Dugan stood, cast away his filthy short sword, and took up the knight’s. Procost squirmed uncontrollably and Dugan had to put a foot on his breast plate to pin him still. Dugan raised the blade, Procost shouted that it was the sword of his father, and Dugan brought it down on his head.
Most of the others closed their eyes or looked away, but not Tilda. She sat with her back to the cottage and crossed her arms over her knees, one hand still holding her unused dagger.
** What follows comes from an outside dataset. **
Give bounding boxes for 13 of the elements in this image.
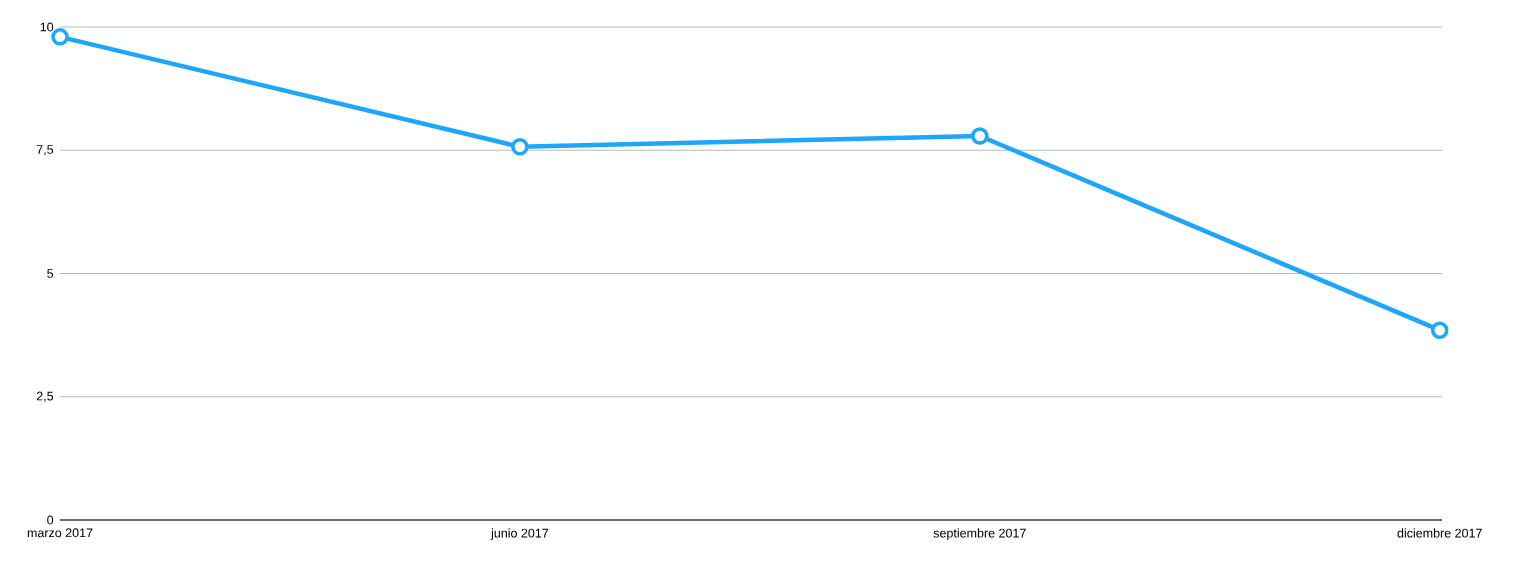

Dugan left the knight’s sword where it was and slowly bent to pick up his own. All eyes followed him as he walked back to where he had dropped his blanket. He reached for it, and only then seemed to notice his red hands. The only sound was the dying fire, and the dry wheezing of Banner Trellane.
Dugan looked up at Tilda. Sir Procost’s blood was spattered across his face.
“That,” he said, “is the sort of kind man that I am.”
Chapter Eight
Banner de Trellane was too shaken to even try and stop the Miilarkians from leaving. He made some feeble protests that his Uncle the Baron should be informed immediately of Sir Procost’s end, but Captain Block was adamant. Without direct orders to the contrary the gnome Fitzyear could only shrug. His men helped Tilda with the baggage as Dugan was too covered in gore to carry anything without soiling it, and the gnome led the way into the woods and the hills leaving the sorry scene at the cottage behind.
Within half an hour they reached a stream where they paused while Dugan did a more thorough job of washing up. He had to strip off his tunic, soak and wring it, and as he did so Tilda was reminded of cleaning out the stirge remains from her own cloak some days before. She shuddered. She could have gotten Dugan a brick of soap, but it was in a pack now carried by one of Fitz’s men and she did not want to go through the rigmarole of fetching it. Not with a headache already throbbing between her ears from her skull-bounce off the cottage.